Abram and Sarai were not young when the Lord instructed them, “Go from your country and your kindred and your father’s house to the land that I will show you. And I will make of you a great nation, and I will bless you, and make your name great, so that you will be a blessing.” (Gen 12:1-2)

Indeed, both were of advanced age when Sarah gave birth to Isaak, the first of many, many generations to come of the people of God! How about you and I? We, too, shall bring forth fruit in old age!

Although we grow older with each passing year, our definition of an “older adult” tends to be someone who is about ten years older than we currently are. However, there is a great diversity among older adults. I personally know 75-year-olds who reside in assisted living facilities; and 75-year-olds who live at home and drive to church each Sunday; and 75-year-olds who enjoy backpacking in the Cascade Mountains, camping out under the stars.

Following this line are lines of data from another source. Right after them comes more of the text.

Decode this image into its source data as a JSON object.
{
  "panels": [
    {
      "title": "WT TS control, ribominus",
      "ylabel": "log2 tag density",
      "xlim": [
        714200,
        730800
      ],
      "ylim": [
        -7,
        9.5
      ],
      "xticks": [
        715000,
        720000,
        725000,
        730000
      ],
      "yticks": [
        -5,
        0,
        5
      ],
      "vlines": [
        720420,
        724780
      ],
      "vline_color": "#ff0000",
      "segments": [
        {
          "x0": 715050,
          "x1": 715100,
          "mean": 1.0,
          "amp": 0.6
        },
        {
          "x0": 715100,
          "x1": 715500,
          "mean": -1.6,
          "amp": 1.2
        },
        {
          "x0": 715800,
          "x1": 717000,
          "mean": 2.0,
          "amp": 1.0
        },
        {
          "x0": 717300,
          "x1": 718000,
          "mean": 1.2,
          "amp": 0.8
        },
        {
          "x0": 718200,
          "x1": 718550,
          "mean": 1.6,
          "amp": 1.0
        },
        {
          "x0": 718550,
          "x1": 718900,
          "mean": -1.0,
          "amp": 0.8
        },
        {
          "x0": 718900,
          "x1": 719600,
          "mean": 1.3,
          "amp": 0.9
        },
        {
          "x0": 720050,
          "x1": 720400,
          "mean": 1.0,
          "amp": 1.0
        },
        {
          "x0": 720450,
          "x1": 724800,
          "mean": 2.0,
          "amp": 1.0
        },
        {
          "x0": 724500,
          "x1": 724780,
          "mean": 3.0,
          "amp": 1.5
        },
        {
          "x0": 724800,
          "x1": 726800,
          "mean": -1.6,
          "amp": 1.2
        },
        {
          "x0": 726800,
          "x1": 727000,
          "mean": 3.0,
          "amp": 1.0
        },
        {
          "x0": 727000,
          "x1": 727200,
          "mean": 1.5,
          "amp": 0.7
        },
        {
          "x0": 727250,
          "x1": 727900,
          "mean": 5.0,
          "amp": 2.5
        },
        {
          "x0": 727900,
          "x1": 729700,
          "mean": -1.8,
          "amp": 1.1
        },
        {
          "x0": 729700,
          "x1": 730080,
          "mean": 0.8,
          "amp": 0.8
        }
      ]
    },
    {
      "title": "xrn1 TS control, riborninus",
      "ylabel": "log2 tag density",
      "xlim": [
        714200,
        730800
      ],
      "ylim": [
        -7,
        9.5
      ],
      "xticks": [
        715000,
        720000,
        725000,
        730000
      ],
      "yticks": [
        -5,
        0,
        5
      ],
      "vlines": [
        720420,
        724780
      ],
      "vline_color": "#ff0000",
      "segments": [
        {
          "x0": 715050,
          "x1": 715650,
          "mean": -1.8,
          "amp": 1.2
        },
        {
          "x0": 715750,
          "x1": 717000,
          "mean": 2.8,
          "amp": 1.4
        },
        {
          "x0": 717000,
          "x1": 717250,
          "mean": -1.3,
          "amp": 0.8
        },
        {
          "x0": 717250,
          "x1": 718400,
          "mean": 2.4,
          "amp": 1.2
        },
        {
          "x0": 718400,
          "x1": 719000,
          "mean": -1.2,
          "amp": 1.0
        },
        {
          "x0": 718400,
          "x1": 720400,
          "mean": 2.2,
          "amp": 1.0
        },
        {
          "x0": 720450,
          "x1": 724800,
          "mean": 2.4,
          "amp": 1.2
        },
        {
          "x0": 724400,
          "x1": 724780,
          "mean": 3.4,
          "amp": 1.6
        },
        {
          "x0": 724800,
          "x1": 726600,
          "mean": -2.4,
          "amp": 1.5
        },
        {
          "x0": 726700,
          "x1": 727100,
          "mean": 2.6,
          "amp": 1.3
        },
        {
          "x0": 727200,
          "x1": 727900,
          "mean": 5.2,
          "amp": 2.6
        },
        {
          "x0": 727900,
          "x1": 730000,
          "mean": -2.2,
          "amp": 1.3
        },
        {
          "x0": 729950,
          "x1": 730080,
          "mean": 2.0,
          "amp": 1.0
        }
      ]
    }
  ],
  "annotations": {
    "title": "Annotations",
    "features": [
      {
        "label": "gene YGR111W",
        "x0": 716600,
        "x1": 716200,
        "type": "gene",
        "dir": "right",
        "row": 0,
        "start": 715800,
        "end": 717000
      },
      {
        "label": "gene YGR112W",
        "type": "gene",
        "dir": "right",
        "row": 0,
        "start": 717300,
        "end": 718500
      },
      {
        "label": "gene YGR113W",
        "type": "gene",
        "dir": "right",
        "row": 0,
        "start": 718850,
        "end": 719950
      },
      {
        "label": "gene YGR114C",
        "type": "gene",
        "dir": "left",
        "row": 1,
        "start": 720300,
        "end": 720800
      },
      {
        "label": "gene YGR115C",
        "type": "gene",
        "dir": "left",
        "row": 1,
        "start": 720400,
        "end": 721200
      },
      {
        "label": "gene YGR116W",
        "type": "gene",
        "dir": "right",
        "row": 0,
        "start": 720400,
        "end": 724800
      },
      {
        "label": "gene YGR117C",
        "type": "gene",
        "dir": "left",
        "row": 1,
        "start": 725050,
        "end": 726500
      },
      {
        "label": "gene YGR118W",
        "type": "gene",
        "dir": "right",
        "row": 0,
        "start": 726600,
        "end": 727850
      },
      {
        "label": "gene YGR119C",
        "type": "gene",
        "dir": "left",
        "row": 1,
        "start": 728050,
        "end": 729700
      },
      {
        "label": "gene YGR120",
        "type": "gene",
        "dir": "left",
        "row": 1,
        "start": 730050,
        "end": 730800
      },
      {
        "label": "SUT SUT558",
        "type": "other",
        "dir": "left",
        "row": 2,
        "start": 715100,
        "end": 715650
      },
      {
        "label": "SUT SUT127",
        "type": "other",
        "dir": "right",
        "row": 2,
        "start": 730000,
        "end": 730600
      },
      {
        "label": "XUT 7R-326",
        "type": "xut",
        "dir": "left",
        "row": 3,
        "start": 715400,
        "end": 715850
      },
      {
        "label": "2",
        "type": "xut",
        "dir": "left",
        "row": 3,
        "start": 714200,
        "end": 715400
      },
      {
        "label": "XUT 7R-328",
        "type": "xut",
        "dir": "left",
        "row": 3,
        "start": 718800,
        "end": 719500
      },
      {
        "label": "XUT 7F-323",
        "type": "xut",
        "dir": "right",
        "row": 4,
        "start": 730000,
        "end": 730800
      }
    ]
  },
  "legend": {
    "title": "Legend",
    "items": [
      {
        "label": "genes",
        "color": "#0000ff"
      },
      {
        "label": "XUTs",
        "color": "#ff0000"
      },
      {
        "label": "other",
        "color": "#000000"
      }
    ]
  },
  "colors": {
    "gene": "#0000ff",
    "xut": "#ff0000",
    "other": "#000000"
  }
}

Depending upon the criteria you choose as a measure, a person has several ages. These are:

  • A Chronological Age – the number of years passed since birth;
  • A Biological Age – a gauge of how well one has, or has not, taken care of one’s physical body;
  • A Personal Age – how old you think you are.

Of the three, the last one is by far and away the most important because it influences how you think and act. Chronologically, someone may be way up there in years, but their Personal Age is much younger.

How can older adults share their experiences and bear fruit in old age? Older adults have a lifetime of stories and lessons, successes and failures, joys and sadness, health and sickness, laughter and tears.

You and I possess a wealth of wisdom, knowledge, and experience to serve our families, our communities, and the Church – and folks will know we are Christians by our love.

Thanks be to God!

Quentin A. Holmes
Central Presbyterian Church, Eugene, Oregon


The measure of life is not its duration, but its donation.